ABoundary = ABoundary(2:end-1, 2:end-1);
Find the minimum data point along the boundary
We can use our logical boundary to index the original data into a vector, then just take the minimum of that vector.
dataMinimum = min(data(ABoundary));
You should look at this as morphology problem, not set theory. This can be solved pretty easily with imdilate() (requires the image package). You basically only need to subtract the image to its dilation with a 3x3 matrix of 1.
octave> test = logical ([0 0 0 0 0 0
0 0 0 0 0 0
0 0 1 1 0 0
0 0 1 1 0 0
0 0 1 1 1 1
0 0 1 1 1 1]);
octave> imdilate (test, true (3)) - test
ans =
0 0 0 0 0 0
0 1 1 1 1 0
0 1 0 0 1 0
0 1 0 0 1 1
0 1 0 0 0 0
0 1 0 0 0 0
It does not, however, pads with NaN. If you really want that, you could pad your original matrix with false, do the operation, and then check if there's any true values in the border.
Note that you don't have to use logical() in which case you'll have to use ones() instead of true(). But that takes more memory and has worse performance.
EDIT: since you are trying to do it without using any matlab toolbox, take a look at the source of imdilate() in Octave. For the case of logical matrices (which is your case) it's a simple usage of filter2() which belongs to matlab core. That said, the following one line should work fine and be much faster
octave> (filter2 (true (3), test) > 0) - test
ans =
0 0 0 0 0 0
0 1 1 1 1 0
0 1 0 0 1 0
0 1 0 0 1 1
0 1 0 0 0 0
0 1 0 0 0 0
One possible solution is to take the subset and add it to the original matrix, but ensure that each time you add it, you offset its position by +1 row, -1 row and +1 column, -1 column. The result will then be expanded by one row and column all around the original subset. You then use the original matrix to mask the original subet to zero.
Like this:
test_new = test + ...
[[test(2:end,2:end);zeros(1,size(test,1)-1)],zeros(size(test,1),1)] + ... %move subset up-left
[[zeros(1,size(test,1)-1);test(1:end-1,2:end)],zeros(size(test,1),1)] + ... %move down-left
[zeros(size(test,1),1),[test(2:end,1:end-1);zeros(1,size(test,1)-1)]] + ... %move subset up-right
[zeros(size(test,1),1),[zeros(1,size(test,1)-1);test(1:end-1,1:end-1)]]; %move subset down-right
test_masked = test_new.*~test; %mask with original matrix
result = test_masked;
result(result>1)=1; % ensure that there is only 1's, not 2, 3, etc.

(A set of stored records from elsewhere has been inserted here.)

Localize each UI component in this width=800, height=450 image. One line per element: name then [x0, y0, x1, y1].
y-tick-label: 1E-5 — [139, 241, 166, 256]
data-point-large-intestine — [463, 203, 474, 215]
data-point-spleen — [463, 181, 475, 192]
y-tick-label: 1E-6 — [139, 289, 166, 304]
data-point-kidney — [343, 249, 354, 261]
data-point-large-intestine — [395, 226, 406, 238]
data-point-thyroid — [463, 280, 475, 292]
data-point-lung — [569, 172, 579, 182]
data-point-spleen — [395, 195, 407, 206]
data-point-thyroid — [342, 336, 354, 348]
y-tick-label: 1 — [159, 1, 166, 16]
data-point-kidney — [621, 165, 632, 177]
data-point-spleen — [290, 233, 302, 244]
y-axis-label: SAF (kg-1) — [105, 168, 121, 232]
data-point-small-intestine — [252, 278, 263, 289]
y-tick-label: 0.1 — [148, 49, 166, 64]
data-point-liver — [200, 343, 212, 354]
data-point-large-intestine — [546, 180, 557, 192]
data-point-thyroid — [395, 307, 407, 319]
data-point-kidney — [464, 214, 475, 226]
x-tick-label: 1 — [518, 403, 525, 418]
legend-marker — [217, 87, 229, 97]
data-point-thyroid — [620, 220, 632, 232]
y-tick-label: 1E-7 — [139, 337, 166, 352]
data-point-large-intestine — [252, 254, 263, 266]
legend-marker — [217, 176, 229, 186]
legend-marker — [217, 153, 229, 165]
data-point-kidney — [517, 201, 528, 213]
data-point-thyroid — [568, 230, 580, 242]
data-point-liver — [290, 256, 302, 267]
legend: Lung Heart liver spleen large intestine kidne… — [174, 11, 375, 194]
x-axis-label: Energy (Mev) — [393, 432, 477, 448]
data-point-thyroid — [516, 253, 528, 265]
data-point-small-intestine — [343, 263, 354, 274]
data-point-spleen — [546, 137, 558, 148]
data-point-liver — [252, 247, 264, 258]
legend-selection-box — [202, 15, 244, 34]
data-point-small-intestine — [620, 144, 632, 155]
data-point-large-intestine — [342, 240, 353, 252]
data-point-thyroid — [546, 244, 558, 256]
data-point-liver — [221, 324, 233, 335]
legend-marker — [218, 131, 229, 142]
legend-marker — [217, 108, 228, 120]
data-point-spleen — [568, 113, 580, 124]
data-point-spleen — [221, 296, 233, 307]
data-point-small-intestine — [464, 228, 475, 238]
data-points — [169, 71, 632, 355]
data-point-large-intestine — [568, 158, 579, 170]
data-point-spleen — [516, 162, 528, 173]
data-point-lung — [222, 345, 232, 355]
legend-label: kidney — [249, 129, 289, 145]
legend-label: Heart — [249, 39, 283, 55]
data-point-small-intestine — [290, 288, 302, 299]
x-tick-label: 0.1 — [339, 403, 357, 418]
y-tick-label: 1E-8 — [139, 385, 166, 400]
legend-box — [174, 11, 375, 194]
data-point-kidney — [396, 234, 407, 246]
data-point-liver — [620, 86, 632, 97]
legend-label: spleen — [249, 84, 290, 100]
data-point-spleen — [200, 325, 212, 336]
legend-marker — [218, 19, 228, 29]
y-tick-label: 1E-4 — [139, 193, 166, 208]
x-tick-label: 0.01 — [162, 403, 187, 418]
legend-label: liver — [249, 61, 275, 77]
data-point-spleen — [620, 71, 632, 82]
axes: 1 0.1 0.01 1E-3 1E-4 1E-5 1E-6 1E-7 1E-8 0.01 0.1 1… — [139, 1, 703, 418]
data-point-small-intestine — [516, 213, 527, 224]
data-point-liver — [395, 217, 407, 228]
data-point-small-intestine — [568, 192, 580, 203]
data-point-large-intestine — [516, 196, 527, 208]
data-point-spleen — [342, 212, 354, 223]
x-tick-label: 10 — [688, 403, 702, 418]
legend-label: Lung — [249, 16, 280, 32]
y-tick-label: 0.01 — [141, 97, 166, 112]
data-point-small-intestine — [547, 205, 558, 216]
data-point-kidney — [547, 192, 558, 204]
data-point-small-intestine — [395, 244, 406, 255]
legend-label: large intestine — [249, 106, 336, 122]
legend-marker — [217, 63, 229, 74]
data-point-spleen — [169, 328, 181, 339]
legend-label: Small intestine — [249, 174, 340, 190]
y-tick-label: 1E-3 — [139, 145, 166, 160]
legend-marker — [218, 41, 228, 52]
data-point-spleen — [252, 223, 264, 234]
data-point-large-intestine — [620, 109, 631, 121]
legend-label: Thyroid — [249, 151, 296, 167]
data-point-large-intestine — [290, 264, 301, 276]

The result for this on your test matrix is:
result =
0 0 0 0 0 0
0 1 1 1 1 0
0 1 0 0 1 0
0 1 0 0 1 1
0 1 0 0 0 0
0 1 0 0 0 0
Edited - it now grabs the corners as well, by moving the subset up and to the left, up and to the right, down then left and down then right.
I expect this would be a very quick way to achieve this - it doesn't have any loops, nor functions - just matrix operations.